FNs were found in 4% of the SBCEs (cases 3, 4, and 6 in Table 3 and 1 case that went from normal to equivocal) after the second evaluation. The FN rate according to the indication was 2% for SBB, 6.7% for CD, and 4.5% for other indications.
Discussion
The interobserver agreement of SBCE findings has been reported as ranging from moderate to substantial (κ = 0.48-0.71) [11-14]. It also depends on the indications and the experience of the endoscopist. In cases of SBB, it can vary from κ = 0.71 for evaluations by senior endoscopists to κ = 0.56 for those made by junior endoscopists [13]. In CD, the interobserver agreement has been reported as substantial (κ = 0.68) [15]. In our study, the interobserver agreement was substantial and did not vary according to the different indications.
The ESGE Quality Improvement Initiative mentions that currently available data do not support a single optimal DY per indication. For mixed indications, the DY varies between 27 and 77.3% and, for suspected gastrointestinal bleeding, between 31 and 68% [10]. In this study, the DY in the first evaluation was already high at 60%, ranging from 66.7% for SBB and CD to 36.4% for other indications.
There have been several attempts to improve the DY of SBCE. The use of small-bowel preparation, antifoaming agents, or prokinetics has been proposed. Recent systematic reviews and meta-analyses to evaluate whether bowel preparation before SBCE improves the DY concluded that there are no clear advantages [16-18]. It has been suggested that a “second-look” with another SBCE can increase the DY. Svarta et al. [19] found positive findings in 55% of repeated SBCEs that resulted in a change in management in 39% of the patients. In our study, a second evaluation of the same capsule increased the DY by 6%; however, it was time-consuming and no statistically significant difference was found.
Van de Bruaene et al. [20] identified FNs in 9% of the SBCEs. They defined FNs as bleeding sources located in the small bowel but not diagnosed during the initial SBCE. In our study, FNs were found in 4%, but our definition of FN was different.
The final diagnosis was changed in 6 cases. Three of these were initially diagnosed as erosions and red spots; in the other 3, the SBCE results were reported as normal.

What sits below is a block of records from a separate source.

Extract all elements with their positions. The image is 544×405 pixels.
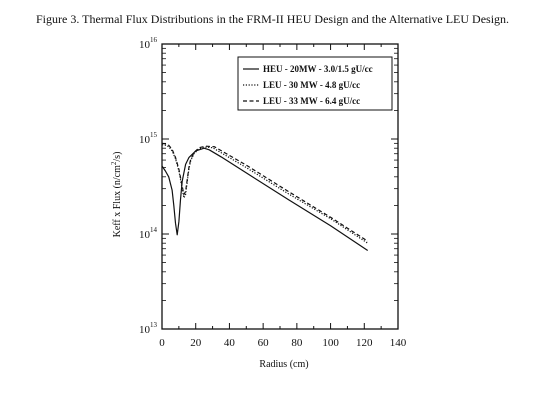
- legend-label-3: LEU - 33 MW - 6.4 gU/cc: [263, 96, 360, 106]
- series-lines: [161, 142, 369, 251]
- figure-caption: Figure 3. Thermal Flux Distributions in …: [36, 12, 510, 26]
- series-line-3: [161, 142, 369, 242]
- y-tick-label: 10: [139, 324, 151, 336]
- x-tick-label: 40: [224, 337, 236, 349]
- x-tick-label: 120: [356, 337, 373, 349]
- x-tick-label: 100: [322, 337, 339, 349]
- series-line-2: [161, 144, 369, 244]
- legend: HEU - 20MW - 3.0/1.5 gU/cc LEU - 30 MW - …: [237, 56, 393, 111]
- series-line-1: [161, 147, 369, 251]
- x-tick-label: 20: [190, 337, 202, 349]
- x-axis-title: Radius (cm): [259, 359, 308, 370]
- axis-labels: Radius (cm) Keff x Flux (n/cm2/s): [110, 152, 309, 370]
- y-tick-label: 10: [139, 134, 151, 146]
- legend-label-2: LEU - 30 MW - 4.8 gU/cc: [263, 80, 360, 90]
- y-tick-exponent: 13: [150, 321, 158, 329]
- y-tick-exponent: 16: [150, 36, 158, 44]
- x-tick-label: 0: [159, 337, 165, 349]
- x-tick-label: 80: [291, 337, 303, 349]
- y-tick-label: 10: [139, 39, 151, 51]
- legend-label-1: HEU - 20MW - 3.0/1.5 gU/cc: [263, 64, 373, 74]
- y-tick-exponent: 15: [150, 131, 158, 139]
- y-tick-label: 10: [139, 229, 151, 241]
- x-tick-label: 140: [390, 337, 407, 349]
- y-tick-exponent: 14: [150, 226, 158, 234]
- y-axis-title: Keff x Flux (n/cm2/s): [110, 152, 123, 238]
- x-tick-label: 60: [258, 337, 270, 349]
- legend-box: [237, 56, 393, 111]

Although not reaching statistical significance, these findings are nonetheless of obvious relevance. In 4% of the patients, a change in management resulted from the reevaluation. In 1 case, a gastrointestinal stromal tumor not diagnosed at the first evaluation and requiring surgical intervention was found. Another 2 patients required therapeutic endoscopy using argon plasma coagulation to treat angioectasia. One patient diagnosed as having CD had a change in medical therapy after ulcers were found at the second evaluation. The diagnosis remained nonsteroidal anti-inflammatory drug (NSAID)-induced enteropathy in 2 patients.
The lack of statistical significance is likely due to the high DY present in the first evaluation. It is at the upper end of previously reported data and similar to the DY obtained after the “back-to-back” approach in the study by Min et al. [6] used to calculate the sample size. This high DY probably reflects improved patient selection and improvements in SBCE technology in recent series. Further studies evaluating gains in DY after interventions, like second evaluations, the use of bowel preparations, or new protocols, should take into account the higher initial DY and marginal increases in DY.
Conclusion
Relevant findings missed in a first evaluation are often identified at a second evaluation, resulting in relevant changes in patient management. Due to the time-consuming nature of SBCE reading, a second evaluation could be selectively offered to negative SBCE patients with suspected pathology. Further studies evaluating interventions to improve the DY of SBCE should take into account the higher initial DY than was previously reported, and, consequently, more modest gains in DY.